Trucidò con un martello e con una panchina l’ex fidanzata dopo aver visto una foto sui social e per lui è stata disposta la perizia psichiatrica. È cominciato così davanti alla Corte di assise di Bologna, presieduta dal giudice Domenico Pasquariello, il processo a Giovanni Padovani, 27enne ex calciatore, accusato dell’omicidio dell’ex fidanzata Alessandra Matteuzzi, 56 anni, aggredita, il 23 agosto 2022 sotto casa, in via dell’Arcoveggio. I giudici hanno accolta l’istanza della difesa per accertare la capacità di stare nel processo e di intendere e di volere al momento del fatto di Padovani nominando un collegio composto da uno psichiatra, Pietro Pietrini, e un testista, Giuseppe Sartori. Dalle indagini era emerso che l’uomo aveva fatto delle ricerche sui motori di ricerca su come “stordire” e su come rendere difficile ritrovare un cadavere.
Il conferimento dell’incarico, con formulazione dei quesiti, sarà fatto nell’udienza del 22 maggio. La Procura non si era opposta e neppure gli avvocati di parte civile, Antonio Petroncini e Chiara Rinaldi, pur rilevando che a loro avviso non ci sono dubbi sulla capacità dell’imputato. “Mi sento male, ma almeno oggi è cominciato il processo e lo aspettavo da tanto.
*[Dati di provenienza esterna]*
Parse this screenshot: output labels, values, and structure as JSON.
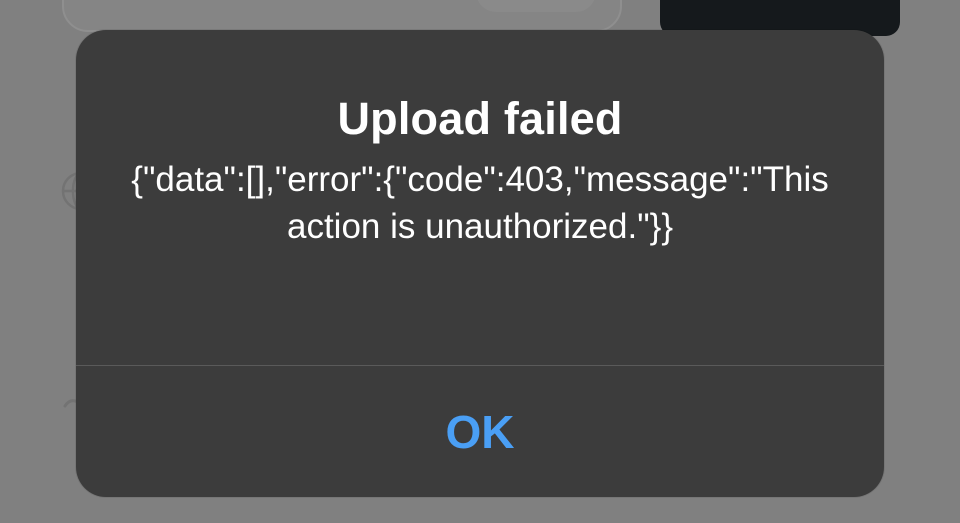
{
  "alert": {
    "title": "Upload failed",
    "message": "{\"data\":[],\"error\":{\"code\":403,\"message\":\"This action is unauthorized.\"}}",
    "ok_label": "OK"
  },
  "background": {
    "icons": [
      "globe-icon",
      "chevron-mark-icon"
    ]
  },
  "colors": {
    "dimmed_background": "#808080",
    "alert_background": "#3c3c3c",
    "alert_text": "#ffffff",
    "button_accent": "#4a9ff5",
    "divider": "#5a5a5a"
  }
}
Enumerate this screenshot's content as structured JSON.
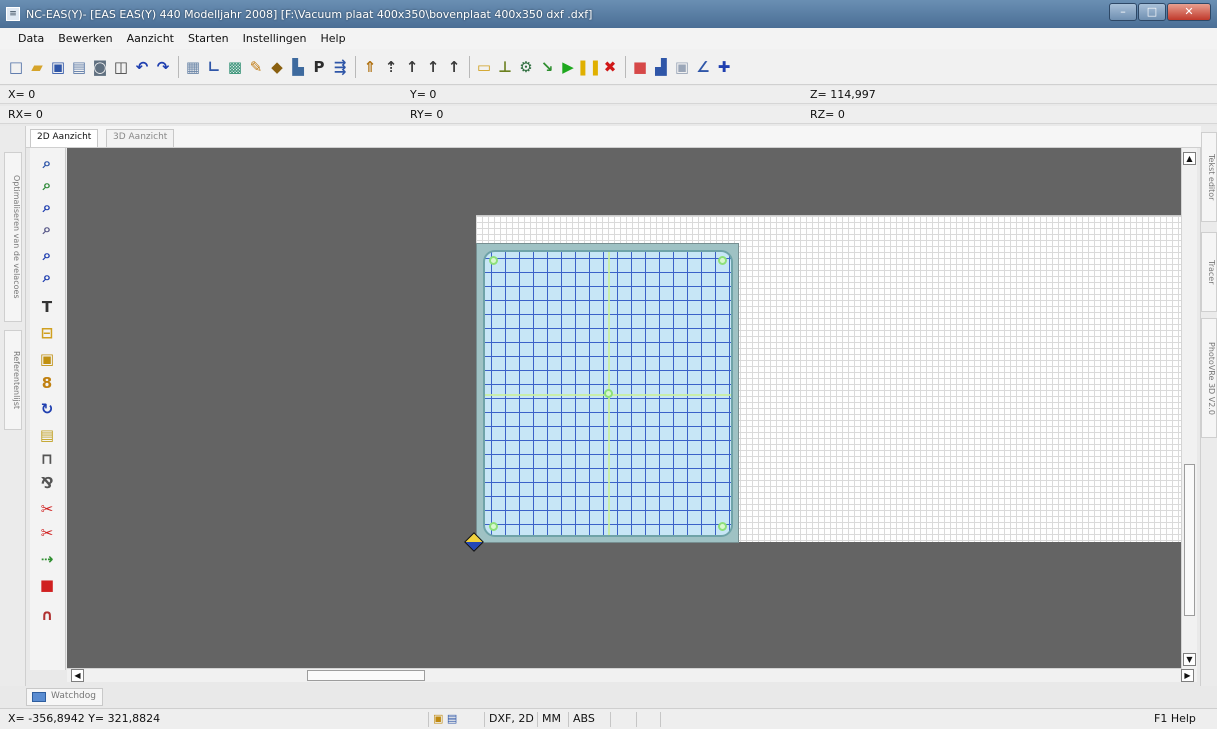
{
  "window": {
    "title": "NC-EAS(Y)- [EAS EAS(Y) 440 Modelljahr 2008] [F:\\Vacuum plaat 400x350\\bovenplaat 400x350 dxf .dxf]",
    "minimize_glyph": "–",
    "maximize_glyph": "□",
    "close_glyph": "✕"
  },
  "menu": [
    "Data",
    "Bewerken",
    "Aanzicht",
    "Starten",
    "Instellingen",
    "Help"
  ],
  "toolbar": {
    "icons": [
      {
        "name": "new-file-icon",
        "glyph": "□",
        "color": "#4f6fa6"
      },
      {
        "name": "open-folder-icon",
        "glyph": "▰",
        "color": "#d6a42a"
      },
      {
        "name": "save-icon",
        "glyph": "▣",
        "color": "#2f56a8"
      },
      {
        "name": "document-icon",
        "glyph": "▤",
        "color": "#5d7ba8"
      },
      {
        "name": "camera-icon",
        "glyph": "◙",
        "color": "#607080"
      },
      {
        "name": "copy-icon",
        "glyph": "◫",
        "color": "#444"
      },
      {
        "name": "undo-icon",
        "glyph": "↶",
        "color": "#1f3fb0"
      },
      {
        "name": "redo-icon",
        "glyph": "↷",
        "color": "#1f3fb0"
      },
      {
        "name": "sep",
        "glyph": "",
        "color": ""
      },
      {
        "name": "frame-icon",
        "glyph": "▦",
        "color": "#6b86a8"
      },
      {
        "name": "line-icon",
        "glyph": "∟",
        "color": "#2f56a8"
      },
      {
        "name": "grid-icon",
        "glyph": "▩",
        "color": "#2f8f72"
      },
      {
        "name": "wrench-icon",
        "glyph": "✎",
        "color": "#c07a10"
      },
      {
        "name": "tool-change-icon",
        "glyph": "◆",
        "color": "#8a6010"
      },
      {
        "name": "book-icon",
        "glyph": "▙",
        "color": "#3e6a9e"
      },
      {
        "name": "program-icon",
        "glyph": "P",
        "color": "#2d2d2d"
      },
      {
        "name": "spindle-icon",
        "glyph": "⇶",
        "color": "#2f56a8"
      },
      {
        "name": "sep",
        "glyph": "",
        "color": ""
      },
      {
        "name": "axis-home-icon",
        "glyph": "⇑",
        "color": "#b07010"
      },
      {
        "name": "axis-x-icon",
        "glyph": "⇡",
        "color": "#3a3a3a"
      },
      {
        "name": "axis-y-icon",
        "glyph": "↑",
        "color": "#3a3a3a"
      },
      {
        "name": "axis-z-icon",
        "glyph": "↑",
        "color": "#3a3a3a"
      },
      {
        "name": "axis-a-icon",
        "glyph": "↑",
        "color": "#3a3a3a"
      },
      {
        "name": "sep",
        "glyph": "",
        "color": ""
      },
      {
        "name": "measure-icon",
        "glyph": "▭",
        "color": "#d0a020"
      },
      {
        "name": "probe-icon",
        "glyph": "⊥",
        "color": "#6b8020"
      },
      {
        "name": "gear-icon",
        "glyph": "⚙",
        "color": "#2f6f3f"
      },
      {
        "name": "jump-icon",
        "glyph": "↘",
        "color": "#2f8f30"
      },
      {
        "name": "play-icon",
        "glyph": "▶",
        "color": "#1ea81e"
      },
      {
        "name": "pause-icon",
        "glyph": "❚❚",
        "color": "#e0b000"
      },
      {
        "name": "stop-icon",
        "glyph": "✖",
        "color": "#d01818"
      },
      {
        "name": "sep",
        "glyph": "",
        "color": ""
      },
      {
        "name": "record-icon",
        "glyph": "■",
        "color": "#d64848"
      },
      {
        "name": "spray-icon",
        "glyph": "▟",
        "color": "#2f56a8"
      },
      {
        "name": "dim-icon",
        "glyph": "▣",
        "color": "#9aa6b8"
      },
      {
        "name": "angle-icon",
        "glyph": "∠",
        "color": "#2f56a8"
      },
      {
        "name": "move-icon",
        "glyph": "✚",
        "color": "#1f3fb0"
      }
    ]
  },
  "coords1": {
    "x": "X= 0",
    "y": "Y= 0",
    "z": "Z= 114,997"
  },
  "coords2": {
    "rx": "RX= 0",
    "ry": "RY= 0",
    "rz": "RZ= 0"
  },
  "tabs": [
    "2D Aanzicht",
    "3D Aanzicht"
  ],
  "left_panel_tabs": [
    "Optimaliseren van de velacoes",
    "Referentenlijst"
  ],
  "right_panel_tabs": [
    "Tekst editor",
    "Tracer",
    "PhotoVRe 3D V2.0"
  ],
  "vertical_tools": [
    {
      "name": "zoom-window-icon",
      "glyph": "⌕",
      "color": "#2f56a8"
    },
    {
      "name": "zoom-all-icon",
      "glyph": "⌕",
      "color": "#2f8a3a"
    },
    {
      "name": "zoom-in-icon",
      "glyph": "⌕",
      "color": "#1f3fb0"
    },
    {
      "name": "zoom-out-icon",
      "glyph": "⌕",
      "color": "#5a5a8a"
    },
    {
      "name": "zoom-prev-icon",
      "glyph": "⌕",
      "color": "#1f3fb0"
    },
    {
      "name": "zoom-next-icon",
      "glyph": "⌕",
      "color": "#1f3fb0"
    },
    {
      "name": "text-tool-icon",
      "glyph": "T",
      "color": "#333"
    },
    {
      "name": "insert-icon",
      "glyph": "⊟",
      "color": "#d0a020"
    },
    {
      "name": "rect-select-icon",
      "glyph": "▣",
      "color": "#c09010"
    },
    {
      "name": "group-icon",
      "glyph": "8",
      "color": "#c08010"
    },
    {
      "name": "rotate-icon",
      "glyph": "↻",
      "color": "#1f3fb0"
    },
    {
      "name": "layer-icon",
      "glyph": "▤",
      "color": "#c0a020"
    },
    {
      "name": "drill-icon",
      "glyph": "⊓",
      "color": "#555"
    },
    {
      "name": "mirror-icon",
      "glyph": "⅋",
      "color": "#555"
    },
    {
      "name": "trim-icon",
      "glyph": "✂",
      "color": "#d02020"
    },
    {
      "name": "cut-icon",
      "glyph": "✂",
      "color": "#d02020"
    },
    {
      "name": "connect-icon",
      "glyph": "⇢",
      "color": "#2f8f30"
    },
    {
      "name": "stop-square-icon",
      "glyph": "■",
      "color": "#d02020"
    },
    {
      "name": "path-icon",
      "glyph": "∩",
      "color": "#b03030"
    }
  ],
  "watchdog": "Watchdog",
  "status": {
    "cursor": "X= -356,8942 Y= 321,8824",
    "format": "DXF, 2D",
    "unit": "MM",
    "mode": "ABS",
    "help": "F1 Help"
  }
}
Io voglio giustizia – ha detto Stefania Matteuzzi, sorella di Alessandra – Se hanno ritenuto giusto farla va bene, non ho paura che questo rallenti il processo. Era lucido quando ha ucciso mia sorella ed è lucido ora. Ringrazio tutti quelli che sono stati vicini e sono ancora vicini a mia sorella”.
Padovani non era presente in aula, ma ha inviato una nota dal carcere in cui ha spiegato che rinuncia a comparire. C’era invece sua madre, in disparte. La Corte di assise, dopo una camera di consiglio di poco più di mezz’ora, ha ammesso come parte civile nel processo, oltre ai familiari della vittima, il Comune di Bologna e altre quattro associazioni: Casa delle donne, Mondo donna, Udi, e Sos donna. Nell’aula, gremita di persone, tra conoscenti della vittima e attiviste, ma anche studenti e altri cittadini, era presente, in fascia tricolore, la vicesindaca Emily Clancy, così come il sindaco Matteo Lepore, arrivato poco dopo. “Sono qui per dimostrare la vicinanza del Comune di Bologna alla famiglia di Alessandra Matteuzzi. È un caso che ha scosso le coscienze di tutti noi. La città si è stretta più volte attorno alla famiglia con cortei e presidi – ha detto Clancy a margine dell’udienza – anche questa mattina con i centri antiviolenza e le associazioni femministe. Siamo qui a testimoniare ancora una volta solidarietà e vicinanza”. La Procura era presente con il procuratore aggiunto Lucia Russo e il pm Francesca Rago. All’imputato sono contestate quattro aggravanti: premeditazione, futili motivi, stalking e legame affettivo. I giudici, hanno poi limitato l’autorizzazione per le riprese televisive alla discussione finale delle parti e ai primi cinque minuti delle udienze, “a scopo di documentazione”, ritenendo “che l’interesse sociale alla conoscenza degli eventi del dibattimento possa essere adeguatamente soddisfatto dalla presenza all’udienza pubblica dei giornalisti interessati”.